Les rayons X sont certainement
Une lumière très commode
Pour contempler secrètement
Les p'tites femmes à la mode

Ces rayons vraiment polissons
Font voir son mystère,
Les bourrelets, les faux nichons
Et l'bouton d'la jarretière

Il paraît que ça passe
A travers tout partout partout
Ça passe et ça repasse
Dans les p'tits trous partout partout
Et l'on n'a pas même le temps d'y penser
Qu'on est déjà rayon, rayon, rayonnixé !

Par ce procédé peu discret
Les douanes dans toutes les gares
Regardent si vos endroits secrets
Ne contiennent pas d'cigares

Mais vous resterez vraiment baba
Quand un douanier sévère
Aperçoit des blagues à tabac
Dans l'corset d'votre belle-mère.

Il paraît que ça passe
A travers tout partout partout
Ca passe et ça repasse
Dans les p'tits trous partout partout
Et l'on n'a pas même le temps d'y penser
Qu'on est déjà rayon, rayon, rayonnixé !

Il n'y a qu' le métal pour résister
A ces rayons bizarres
Les pt'its femmes afin de protester
V ont s'faire nickeler dare dare

Les d'mi mondaines se f'ront dorer
Mais les femmes sans galette
S'ront forcées d'se faire étamer
Des pieds jusqu'à la tête

Il paraît que ça passe
A travers tout partout partout
Ca passe et ça repasse
Dans les p'tits trous partout partout
Mais quand tout le monde sera métallisé
On n'pourra plus rayon, rayon, rayonnixer!

D'un point de vue historique, nous avons ici un double témoignage : à la fois la technique de l’enregistrement et la technique des rayons x. C’est typique de l’époque. On s’émerveille de tous les progrès. Les inventions produisent une excitation générale qui est aussitôt captée par l’industrie du spectacle.

La chanson comme objet culturel.

Car, qu’est-ce, finalement, qu’une chanson ? je dirais trois choses :

- C’est un composite comprenant : paroles et musique (ces éléments ne sont pas toujours indéfectiblement liés ensemble : on peut se souvenir de l’air et avoir oublié les paroles), chanter le Chant des partisans bouche fermée… La mémoire des mots  « Ami entends-tu le bruit sourd du pays qu’on enchaîne …»  est fixée par la mélodie. On peut apprendre des langues en chantant, ce n’est pas la même zone du cerveau qui travaille. On fixe des mots sur de la musique !

- C’est une interprétation (et donc, c’est une pratique) : la mise en jeu d’une faculté humaine (la voix timbrée, mélodique et rythmée). La chanson existe dans le temps où elle est proférée (à l’occasion d’une sorte de rituel). Un interprète peut se substituer à un autre… Tout le monde peut s’emparer d’une chanson…

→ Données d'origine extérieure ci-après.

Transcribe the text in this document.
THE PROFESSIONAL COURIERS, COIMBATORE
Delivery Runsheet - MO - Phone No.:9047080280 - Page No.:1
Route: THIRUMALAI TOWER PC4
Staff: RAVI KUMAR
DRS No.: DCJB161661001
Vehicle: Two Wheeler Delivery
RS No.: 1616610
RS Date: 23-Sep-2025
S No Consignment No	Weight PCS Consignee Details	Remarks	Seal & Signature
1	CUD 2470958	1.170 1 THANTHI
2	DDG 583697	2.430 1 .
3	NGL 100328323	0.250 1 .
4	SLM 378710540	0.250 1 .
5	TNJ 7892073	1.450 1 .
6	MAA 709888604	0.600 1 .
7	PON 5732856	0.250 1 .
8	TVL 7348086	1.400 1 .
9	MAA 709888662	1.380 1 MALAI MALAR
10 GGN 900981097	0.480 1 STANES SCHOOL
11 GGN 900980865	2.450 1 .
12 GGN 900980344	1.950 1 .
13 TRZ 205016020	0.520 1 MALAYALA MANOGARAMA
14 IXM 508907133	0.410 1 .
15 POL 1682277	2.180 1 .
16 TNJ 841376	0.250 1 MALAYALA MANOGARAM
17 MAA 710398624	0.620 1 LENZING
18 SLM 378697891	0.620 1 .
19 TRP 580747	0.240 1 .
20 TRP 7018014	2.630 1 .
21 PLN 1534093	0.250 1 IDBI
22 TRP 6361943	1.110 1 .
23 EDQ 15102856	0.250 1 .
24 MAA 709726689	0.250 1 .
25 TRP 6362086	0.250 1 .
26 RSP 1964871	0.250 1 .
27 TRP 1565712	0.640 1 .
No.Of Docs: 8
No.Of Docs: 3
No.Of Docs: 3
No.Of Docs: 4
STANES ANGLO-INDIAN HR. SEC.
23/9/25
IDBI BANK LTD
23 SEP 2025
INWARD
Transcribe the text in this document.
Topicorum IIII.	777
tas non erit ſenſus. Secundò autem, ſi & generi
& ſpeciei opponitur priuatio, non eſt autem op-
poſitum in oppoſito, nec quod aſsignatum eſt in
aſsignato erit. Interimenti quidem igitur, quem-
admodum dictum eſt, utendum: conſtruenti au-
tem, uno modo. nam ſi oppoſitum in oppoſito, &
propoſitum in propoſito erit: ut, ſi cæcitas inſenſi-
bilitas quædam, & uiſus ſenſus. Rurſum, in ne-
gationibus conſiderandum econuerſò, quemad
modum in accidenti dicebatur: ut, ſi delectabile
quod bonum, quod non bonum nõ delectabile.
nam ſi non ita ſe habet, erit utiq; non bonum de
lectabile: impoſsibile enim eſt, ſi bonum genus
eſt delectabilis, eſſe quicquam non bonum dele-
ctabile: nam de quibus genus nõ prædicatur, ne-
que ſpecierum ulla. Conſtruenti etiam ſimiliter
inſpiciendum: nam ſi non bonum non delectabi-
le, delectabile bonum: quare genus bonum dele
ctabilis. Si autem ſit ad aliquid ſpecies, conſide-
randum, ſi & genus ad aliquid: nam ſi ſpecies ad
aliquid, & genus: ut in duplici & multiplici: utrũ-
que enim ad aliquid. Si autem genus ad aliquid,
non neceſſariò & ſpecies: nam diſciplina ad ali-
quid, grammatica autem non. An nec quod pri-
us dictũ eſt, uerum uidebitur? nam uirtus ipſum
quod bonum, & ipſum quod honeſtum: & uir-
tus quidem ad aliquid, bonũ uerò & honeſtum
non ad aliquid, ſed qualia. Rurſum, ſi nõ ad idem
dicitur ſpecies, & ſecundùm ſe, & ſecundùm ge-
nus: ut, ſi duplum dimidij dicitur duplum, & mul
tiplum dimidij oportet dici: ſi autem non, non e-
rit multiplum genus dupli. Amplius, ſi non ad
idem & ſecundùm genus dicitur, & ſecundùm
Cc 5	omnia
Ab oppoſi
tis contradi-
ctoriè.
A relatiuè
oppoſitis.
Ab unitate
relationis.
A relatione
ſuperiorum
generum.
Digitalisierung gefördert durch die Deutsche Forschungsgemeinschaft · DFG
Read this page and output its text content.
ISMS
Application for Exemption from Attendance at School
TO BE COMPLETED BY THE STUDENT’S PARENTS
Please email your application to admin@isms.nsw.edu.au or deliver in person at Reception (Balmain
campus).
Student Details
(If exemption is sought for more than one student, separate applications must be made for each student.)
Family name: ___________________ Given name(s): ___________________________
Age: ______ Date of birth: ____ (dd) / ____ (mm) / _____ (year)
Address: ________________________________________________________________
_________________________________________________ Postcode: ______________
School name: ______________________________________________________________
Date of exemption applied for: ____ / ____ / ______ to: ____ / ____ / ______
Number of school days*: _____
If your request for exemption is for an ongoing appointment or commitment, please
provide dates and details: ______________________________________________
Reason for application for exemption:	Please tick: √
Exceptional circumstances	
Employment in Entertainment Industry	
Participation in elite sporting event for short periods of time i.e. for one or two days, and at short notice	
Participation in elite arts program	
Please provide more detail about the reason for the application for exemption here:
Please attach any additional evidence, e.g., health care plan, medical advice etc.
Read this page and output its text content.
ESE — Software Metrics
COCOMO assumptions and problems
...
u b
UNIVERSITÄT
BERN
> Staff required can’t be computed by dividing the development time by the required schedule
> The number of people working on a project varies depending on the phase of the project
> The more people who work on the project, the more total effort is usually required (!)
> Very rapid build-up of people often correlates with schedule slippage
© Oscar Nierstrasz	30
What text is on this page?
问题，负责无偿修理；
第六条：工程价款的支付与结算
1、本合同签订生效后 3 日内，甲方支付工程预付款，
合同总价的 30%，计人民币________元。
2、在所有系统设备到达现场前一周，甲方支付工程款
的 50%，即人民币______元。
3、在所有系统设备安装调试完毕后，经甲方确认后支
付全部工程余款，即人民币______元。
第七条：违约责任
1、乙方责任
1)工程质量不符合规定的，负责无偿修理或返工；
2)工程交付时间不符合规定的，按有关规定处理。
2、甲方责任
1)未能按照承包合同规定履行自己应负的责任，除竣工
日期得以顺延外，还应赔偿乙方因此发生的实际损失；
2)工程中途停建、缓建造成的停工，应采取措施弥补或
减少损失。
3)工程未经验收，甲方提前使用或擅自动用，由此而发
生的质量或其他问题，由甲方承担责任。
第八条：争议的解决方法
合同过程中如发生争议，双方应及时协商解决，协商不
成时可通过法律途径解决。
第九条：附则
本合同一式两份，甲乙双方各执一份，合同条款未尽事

- C’est une mémoire. La chanson ressortit à la culture orale. La seule part d’oralité qu’il reste dans notre civilisation largement dominée par l’écrit. Mnémotechnie de la chanson. Un illettré peut connaître beaucoup de très longues chansons (culture orale, les aèdes de la Grèce antique, les peuples sans écriture, les banlieusards analphabètes, etc.). Et cette mémoire peut être très précise. En même temps, une culture orale est vivante, non fixée. La chanson est un savoir incorporé. [La chanson n’est vraiment fixée que dans la musique savante (partitions, notations) ou, depuis une date assez récente, avec les enregistrements.]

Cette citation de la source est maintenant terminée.